Coordination Chemistry Enables Tunable Crosslinking, Reversible Phase Transition, and 3D Printing of Hydrogels for Biomedical Applications
- Xu, Changlu
- Advisor(s): Liu, Huinan
Abstract
Hyaluronic acid (HyA) hydrogels are promising in various biomedical applications such as tissue regeneration, drug delivery, cell therapy, and biosensing. Three-dimensional printing (3D printing) can precisely control the structures and properties of the HyA hydrogels, which is highly desirable for many biomedical applications. However, the crosslinking and 3D printing of HyA hydrogels usually require chemical modifications. This may raise toxicity concerns on the hydrogels, especially when regulatory approval is required for the clinical translation of the final products. This dissertation investigated the mechanisms of dynamic coordination and the relationships among the key parameters in controlling the tunable crosslinking, reversible phase transition, and 3D printing of HyA hydrogels for biomedical applications, without blending with other polymers or adding new functional groups. In the first part, tunable crosslinking and reversible phase transition of HyA hydrogels were achieved and demonstrated via dynamic coordination of Fe3+ ions with innate carboxyl groups.
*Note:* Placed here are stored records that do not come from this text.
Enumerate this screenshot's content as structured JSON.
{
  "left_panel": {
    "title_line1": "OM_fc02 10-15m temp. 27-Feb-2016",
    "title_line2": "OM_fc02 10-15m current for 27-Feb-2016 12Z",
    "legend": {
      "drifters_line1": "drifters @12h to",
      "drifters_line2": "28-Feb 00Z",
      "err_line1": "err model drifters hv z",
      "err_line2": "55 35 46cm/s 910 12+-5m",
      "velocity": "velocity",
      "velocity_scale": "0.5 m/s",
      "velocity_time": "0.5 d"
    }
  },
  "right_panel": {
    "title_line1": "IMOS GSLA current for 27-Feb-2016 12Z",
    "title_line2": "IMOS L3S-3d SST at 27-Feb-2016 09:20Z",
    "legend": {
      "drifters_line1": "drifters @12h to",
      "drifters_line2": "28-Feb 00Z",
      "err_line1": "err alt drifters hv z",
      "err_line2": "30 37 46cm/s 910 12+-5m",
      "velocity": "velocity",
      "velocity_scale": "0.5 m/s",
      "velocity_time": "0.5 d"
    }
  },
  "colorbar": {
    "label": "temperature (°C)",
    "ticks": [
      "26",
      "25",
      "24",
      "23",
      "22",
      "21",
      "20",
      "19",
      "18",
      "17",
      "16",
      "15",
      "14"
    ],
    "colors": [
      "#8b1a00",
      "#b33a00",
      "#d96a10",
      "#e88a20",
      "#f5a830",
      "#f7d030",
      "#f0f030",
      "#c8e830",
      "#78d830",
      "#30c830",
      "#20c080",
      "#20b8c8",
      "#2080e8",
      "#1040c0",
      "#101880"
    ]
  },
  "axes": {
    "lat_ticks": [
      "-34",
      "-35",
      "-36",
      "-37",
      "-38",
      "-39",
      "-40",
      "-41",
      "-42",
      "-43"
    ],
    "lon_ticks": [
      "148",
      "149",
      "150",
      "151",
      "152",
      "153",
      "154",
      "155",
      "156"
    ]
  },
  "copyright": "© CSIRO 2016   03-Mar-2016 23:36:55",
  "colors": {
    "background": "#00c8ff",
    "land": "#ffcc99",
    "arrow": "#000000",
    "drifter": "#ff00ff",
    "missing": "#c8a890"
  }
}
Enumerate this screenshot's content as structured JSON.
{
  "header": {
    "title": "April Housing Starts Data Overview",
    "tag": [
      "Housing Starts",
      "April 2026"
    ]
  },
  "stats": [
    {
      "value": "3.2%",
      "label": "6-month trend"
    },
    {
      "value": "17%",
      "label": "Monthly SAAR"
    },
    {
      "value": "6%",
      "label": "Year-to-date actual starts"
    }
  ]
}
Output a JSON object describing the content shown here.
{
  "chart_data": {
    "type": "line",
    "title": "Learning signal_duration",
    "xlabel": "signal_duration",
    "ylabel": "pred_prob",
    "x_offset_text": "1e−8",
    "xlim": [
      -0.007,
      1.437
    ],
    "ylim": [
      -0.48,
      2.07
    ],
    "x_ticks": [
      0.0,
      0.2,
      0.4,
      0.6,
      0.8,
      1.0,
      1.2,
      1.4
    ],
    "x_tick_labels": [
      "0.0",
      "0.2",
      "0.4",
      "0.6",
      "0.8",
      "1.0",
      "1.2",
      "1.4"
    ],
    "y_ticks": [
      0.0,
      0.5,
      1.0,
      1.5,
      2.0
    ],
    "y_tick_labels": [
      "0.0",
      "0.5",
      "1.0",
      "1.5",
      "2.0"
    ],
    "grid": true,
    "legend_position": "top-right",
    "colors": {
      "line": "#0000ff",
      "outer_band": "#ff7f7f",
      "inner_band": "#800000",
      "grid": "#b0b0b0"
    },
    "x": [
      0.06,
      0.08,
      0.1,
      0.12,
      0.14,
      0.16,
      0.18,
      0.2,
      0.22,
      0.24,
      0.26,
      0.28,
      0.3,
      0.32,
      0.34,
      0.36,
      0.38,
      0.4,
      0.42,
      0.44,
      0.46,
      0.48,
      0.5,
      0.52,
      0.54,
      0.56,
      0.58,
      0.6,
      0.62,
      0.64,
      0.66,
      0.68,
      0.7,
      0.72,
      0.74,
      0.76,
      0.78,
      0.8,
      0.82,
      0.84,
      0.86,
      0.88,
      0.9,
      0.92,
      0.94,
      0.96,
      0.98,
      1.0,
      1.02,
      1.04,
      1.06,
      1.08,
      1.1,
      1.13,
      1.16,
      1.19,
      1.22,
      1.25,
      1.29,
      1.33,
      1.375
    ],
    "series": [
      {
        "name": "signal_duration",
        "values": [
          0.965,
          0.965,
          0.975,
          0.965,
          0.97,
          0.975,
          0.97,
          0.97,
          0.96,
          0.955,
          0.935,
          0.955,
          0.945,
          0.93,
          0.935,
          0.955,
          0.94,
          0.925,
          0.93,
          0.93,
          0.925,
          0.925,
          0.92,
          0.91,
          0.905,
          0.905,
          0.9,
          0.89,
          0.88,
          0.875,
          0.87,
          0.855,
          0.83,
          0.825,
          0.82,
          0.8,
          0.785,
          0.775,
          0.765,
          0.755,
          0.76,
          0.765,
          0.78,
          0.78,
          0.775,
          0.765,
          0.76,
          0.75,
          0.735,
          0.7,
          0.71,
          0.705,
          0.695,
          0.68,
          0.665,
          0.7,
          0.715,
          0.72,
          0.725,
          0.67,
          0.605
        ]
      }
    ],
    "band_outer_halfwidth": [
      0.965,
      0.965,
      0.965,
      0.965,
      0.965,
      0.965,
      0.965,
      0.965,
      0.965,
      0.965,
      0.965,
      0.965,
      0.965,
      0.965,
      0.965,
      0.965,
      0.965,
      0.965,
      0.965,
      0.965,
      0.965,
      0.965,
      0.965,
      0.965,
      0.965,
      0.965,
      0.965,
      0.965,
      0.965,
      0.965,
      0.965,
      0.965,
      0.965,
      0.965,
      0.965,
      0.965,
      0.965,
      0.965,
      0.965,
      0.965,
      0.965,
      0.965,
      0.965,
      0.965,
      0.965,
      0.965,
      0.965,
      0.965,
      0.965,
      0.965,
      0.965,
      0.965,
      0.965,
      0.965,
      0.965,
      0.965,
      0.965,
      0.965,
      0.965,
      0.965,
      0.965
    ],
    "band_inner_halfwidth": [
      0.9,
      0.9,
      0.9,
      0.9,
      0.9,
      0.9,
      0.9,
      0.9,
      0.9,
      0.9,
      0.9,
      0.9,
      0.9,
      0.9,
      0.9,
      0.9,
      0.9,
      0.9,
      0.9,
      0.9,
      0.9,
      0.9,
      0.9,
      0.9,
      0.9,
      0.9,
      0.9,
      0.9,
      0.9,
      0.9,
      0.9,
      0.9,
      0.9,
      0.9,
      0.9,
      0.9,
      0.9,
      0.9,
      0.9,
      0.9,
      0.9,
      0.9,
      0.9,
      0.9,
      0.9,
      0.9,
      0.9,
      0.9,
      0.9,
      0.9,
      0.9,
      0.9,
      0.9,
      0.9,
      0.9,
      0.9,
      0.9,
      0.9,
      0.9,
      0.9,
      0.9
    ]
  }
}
The concentrations of Fe3+ and H+ ions and the reaction time determine the coordination state, leading to the low-to-high crosslinking densities and reversible solid-liquid phase transition of HyA hydrogels. In chapters 3 and 4, three different 3D printing approaches for HyA hydrogels were developed, for the first time. Two 3D printing strategies, namely cold-stage and direct-writing methods, were achieved based on the tunable crosslinking and reversible phase transition of the HyA hydrogel. Direct writing of HyA solution in FeCl3 solution was also achieved by decelerating the solidification process of the hydrogel in FeCl3 solution. In chapter 5, the cytocompatibility of HyA hydrogels with different crosslinking densities and 3D-printed HyA constructs was investigated via the direct exposure culture method with bone marrow-derived mesenchymal stem cells (BMSCs). The last part of this dissertation investigated the incorporation of magnetic nanoparticles (MNPs) in the HyA hydrogels in situ. The MNP content and agglomeration in the magnetic hydrogels were tunable by controlling concentrations of Fe3+ and Fe2+ ions. Cell study results indicated that BMSC adhesion density decreased when increasing the MNP content in HyA hydrogels.